If you need a proxy to connect to the internet you need to change the command running the docker. We provided the needed parameters in the docker run command. You only need to uncomment the lines 86-93 in miracum_pipe.sh, add the proxy server address and port and comment or delete the lines 76-83.
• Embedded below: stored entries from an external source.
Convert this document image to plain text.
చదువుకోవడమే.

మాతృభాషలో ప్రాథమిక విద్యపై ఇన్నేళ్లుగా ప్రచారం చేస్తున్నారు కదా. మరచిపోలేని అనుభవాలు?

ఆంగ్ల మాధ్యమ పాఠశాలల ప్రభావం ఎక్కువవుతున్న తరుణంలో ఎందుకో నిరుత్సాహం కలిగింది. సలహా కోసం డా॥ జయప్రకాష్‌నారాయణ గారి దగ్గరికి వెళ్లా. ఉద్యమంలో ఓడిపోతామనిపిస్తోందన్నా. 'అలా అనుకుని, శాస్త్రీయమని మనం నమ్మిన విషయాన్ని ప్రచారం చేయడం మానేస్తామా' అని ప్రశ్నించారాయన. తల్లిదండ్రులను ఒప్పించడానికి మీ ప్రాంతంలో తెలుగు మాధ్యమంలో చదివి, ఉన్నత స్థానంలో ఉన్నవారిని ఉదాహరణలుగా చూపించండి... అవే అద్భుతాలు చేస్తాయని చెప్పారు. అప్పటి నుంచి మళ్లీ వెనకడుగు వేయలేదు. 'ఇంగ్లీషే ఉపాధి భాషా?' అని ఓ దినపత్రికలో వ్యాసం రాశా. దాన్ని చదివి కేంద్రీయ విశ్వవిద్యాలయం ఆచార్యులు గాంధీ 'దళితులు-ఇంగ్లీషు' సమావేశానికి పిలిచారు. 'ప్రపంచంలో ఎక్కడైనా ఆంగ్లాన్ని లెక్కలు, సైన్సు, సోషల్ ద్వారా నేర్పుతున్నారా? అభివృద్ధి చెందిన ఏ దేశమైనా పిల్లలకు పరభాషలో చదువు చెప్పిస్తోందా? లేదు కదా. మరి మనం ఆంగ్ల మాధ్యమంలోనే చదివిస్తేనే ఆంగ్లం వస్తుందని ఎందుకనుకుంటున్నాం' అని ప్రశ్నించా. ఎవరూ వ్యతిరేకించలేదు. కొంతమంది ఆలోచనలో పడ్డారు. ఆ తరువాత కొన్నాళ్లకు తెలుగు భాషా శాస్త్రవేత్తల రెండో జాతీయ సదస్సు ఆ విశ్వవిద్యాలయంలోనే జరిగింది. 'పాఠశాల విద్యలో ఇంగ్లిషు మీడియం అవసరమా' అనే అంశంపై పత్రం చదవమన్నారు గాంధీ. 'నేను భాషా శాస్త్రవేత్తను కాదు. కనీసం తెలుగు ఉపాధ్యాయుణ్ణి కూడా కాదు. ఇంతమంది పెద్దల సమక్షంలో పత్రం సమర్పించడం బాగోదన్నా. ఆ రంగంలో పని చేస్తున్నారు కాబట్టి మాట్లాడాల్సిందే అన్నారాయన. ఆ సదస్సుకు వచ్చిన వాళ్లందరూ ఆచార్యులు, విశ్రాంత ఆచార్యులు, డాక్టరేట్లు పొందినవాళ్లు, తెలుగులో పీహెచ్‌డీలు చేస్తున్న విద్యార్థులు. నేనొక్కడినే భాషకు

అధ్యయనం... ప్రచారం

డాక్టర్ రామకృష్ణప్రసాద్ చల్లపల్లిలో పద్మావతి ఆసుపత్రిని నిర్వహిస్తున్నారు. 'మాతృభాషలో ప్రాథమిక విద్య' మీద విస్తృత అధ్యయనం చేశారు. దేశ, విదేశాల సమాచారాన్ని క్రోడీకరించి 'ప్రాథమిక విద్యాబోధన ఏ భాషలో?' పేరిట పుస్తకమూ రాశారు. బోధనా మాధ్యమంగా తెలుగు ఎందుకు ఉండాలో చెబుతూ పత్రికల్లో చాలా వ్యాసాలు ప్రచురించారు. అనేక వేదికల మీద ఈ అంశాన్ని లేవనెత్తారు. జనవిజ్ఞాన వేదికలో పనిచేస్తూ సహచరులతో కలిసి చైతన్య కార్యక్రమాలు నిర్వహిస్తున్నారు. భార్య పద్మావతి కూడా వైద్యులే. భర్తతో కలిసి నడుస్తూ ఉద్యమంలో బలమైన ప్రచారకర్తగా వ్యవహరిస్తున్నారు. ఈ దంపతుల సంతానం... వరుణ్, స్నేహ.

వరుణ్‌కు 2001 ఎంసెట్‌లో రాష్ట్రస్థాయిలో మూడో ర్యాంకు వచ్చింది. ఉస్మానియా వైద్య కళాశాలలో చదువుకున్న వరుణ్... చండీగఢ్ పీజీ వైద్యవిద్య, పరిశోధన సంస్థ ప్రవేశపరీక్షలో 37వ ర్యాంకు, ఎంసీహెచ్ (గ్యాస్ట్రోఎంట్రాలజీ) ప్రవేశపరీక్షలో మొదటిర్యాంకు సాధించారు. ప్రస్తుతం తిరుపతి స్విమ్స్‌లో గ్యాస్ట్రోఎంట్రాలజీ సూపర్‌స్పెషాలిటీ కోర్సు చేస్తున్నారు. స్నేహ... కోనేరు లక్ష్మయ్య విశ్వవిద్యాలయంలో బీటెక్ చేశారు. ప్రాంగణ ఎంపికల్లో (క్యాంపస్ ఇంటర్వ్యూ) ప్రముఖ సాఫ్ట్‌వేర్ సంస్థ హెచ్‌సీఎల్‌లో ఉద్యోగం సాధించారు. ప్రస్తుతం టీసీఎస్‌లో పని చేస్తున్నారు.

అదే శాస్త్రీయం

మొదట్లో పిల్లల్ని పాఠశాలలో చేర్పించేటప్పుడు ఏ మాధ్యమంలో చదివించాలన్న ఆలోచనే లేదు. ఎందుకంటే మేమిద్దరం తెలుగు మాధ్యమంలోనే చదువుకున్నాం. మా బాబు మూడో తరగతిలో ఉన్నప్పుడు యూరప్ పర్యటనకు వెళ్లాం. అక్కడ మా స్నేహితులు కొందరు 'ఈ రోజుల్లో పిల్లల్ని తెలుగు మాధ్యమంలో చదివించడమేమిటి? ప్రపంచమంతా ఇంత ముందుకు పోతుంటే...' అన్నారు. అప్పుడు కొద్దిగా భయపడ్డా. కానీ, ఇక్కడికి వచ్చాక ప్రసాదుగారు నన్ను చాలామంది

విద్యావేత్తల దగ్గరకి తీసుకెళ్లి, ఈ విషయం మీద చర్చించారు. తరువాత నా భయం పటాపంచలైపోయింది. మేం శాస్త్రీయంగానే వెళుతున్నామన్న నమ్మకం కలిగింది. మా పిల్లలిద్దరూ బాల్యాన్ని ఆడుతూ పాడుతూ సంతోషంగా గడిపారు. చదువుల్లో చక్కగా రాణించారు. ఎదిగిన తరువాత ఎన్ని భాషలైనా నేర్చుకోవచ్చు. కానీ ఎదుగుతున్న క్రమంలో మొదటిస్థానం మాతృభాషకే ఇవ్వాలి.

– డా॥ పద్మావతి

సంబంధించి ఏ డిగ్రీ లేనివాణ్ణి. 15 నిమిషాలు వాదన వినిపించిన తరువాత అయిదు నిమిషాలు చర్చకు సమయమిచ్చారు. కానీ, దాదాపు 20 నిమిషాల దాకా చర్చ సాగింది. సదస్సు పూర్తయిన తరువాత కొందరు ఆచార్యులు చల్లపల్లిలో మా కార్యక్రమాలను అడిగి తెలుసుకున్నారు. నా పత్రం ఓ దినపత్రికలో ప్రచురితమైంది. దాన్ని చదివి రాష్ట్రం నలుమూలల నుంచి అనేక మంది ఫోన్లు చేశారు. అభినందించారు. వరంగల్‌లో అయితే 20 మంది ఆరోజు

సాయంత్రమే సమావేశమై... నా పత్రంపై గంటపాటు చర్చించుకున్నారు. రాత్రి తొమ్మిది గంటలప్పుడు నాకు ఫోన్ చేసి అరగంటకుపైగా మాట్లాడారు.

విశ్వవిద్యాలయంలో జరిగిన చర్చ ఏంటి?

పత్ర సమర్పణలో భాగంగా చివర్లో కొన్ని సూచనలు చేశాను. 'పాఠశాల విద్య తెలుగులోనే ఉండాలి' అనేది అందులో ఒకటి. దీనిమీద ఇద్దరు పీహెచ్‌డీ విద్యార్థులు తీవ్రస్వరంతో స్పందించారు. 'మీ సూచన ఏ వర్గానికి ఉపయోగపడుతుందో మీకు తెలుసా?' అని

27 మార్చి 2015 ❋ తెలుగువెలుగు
The following annotation databases are used during runtime of MIRACUM-Pipe. The default set could be easily extended.
- refGene
- dbNSFP v4.1a
- gnomAD v2.1.1 (Genome)
- dbSNP
- ClinVar
- InterVar
- COSMIC v91
- OncoKB
- Actionalbe Genes
- Cancer Genes
- FANNSDB (Condel)
- TARGET DB
MIRACUM-Pipe is currently test for the whole-exome protocol for the capture kits V5UTR and V6. The tool used for mutation signature analysis is currently only compatible with the following kits:
- Agilent4withUTRs
- Agilent4withoutUTRs
- Agilent5withUTRs
- Agilent5withoutUTRs
- SomSig
- hs37d5
- IlluminaNexteraExome
- Agilent6withoutUTRs
- Agilent6withUTRs
- Agilent7withoutUTRs
The name of the kit has to be supplied with the captureRegionName parameter. We introduced abbreviations for Agilent6withoutUTRs (V6), Agilent6withUTRs (V6UTR) and Agilent5withUTRs (V5UTR) which could be used.
For the tNGS protocol MIRACUM-Pipe is tested for the Illumina TSO500 panel.
This work is licensed under GNU Affero General Public License version 3.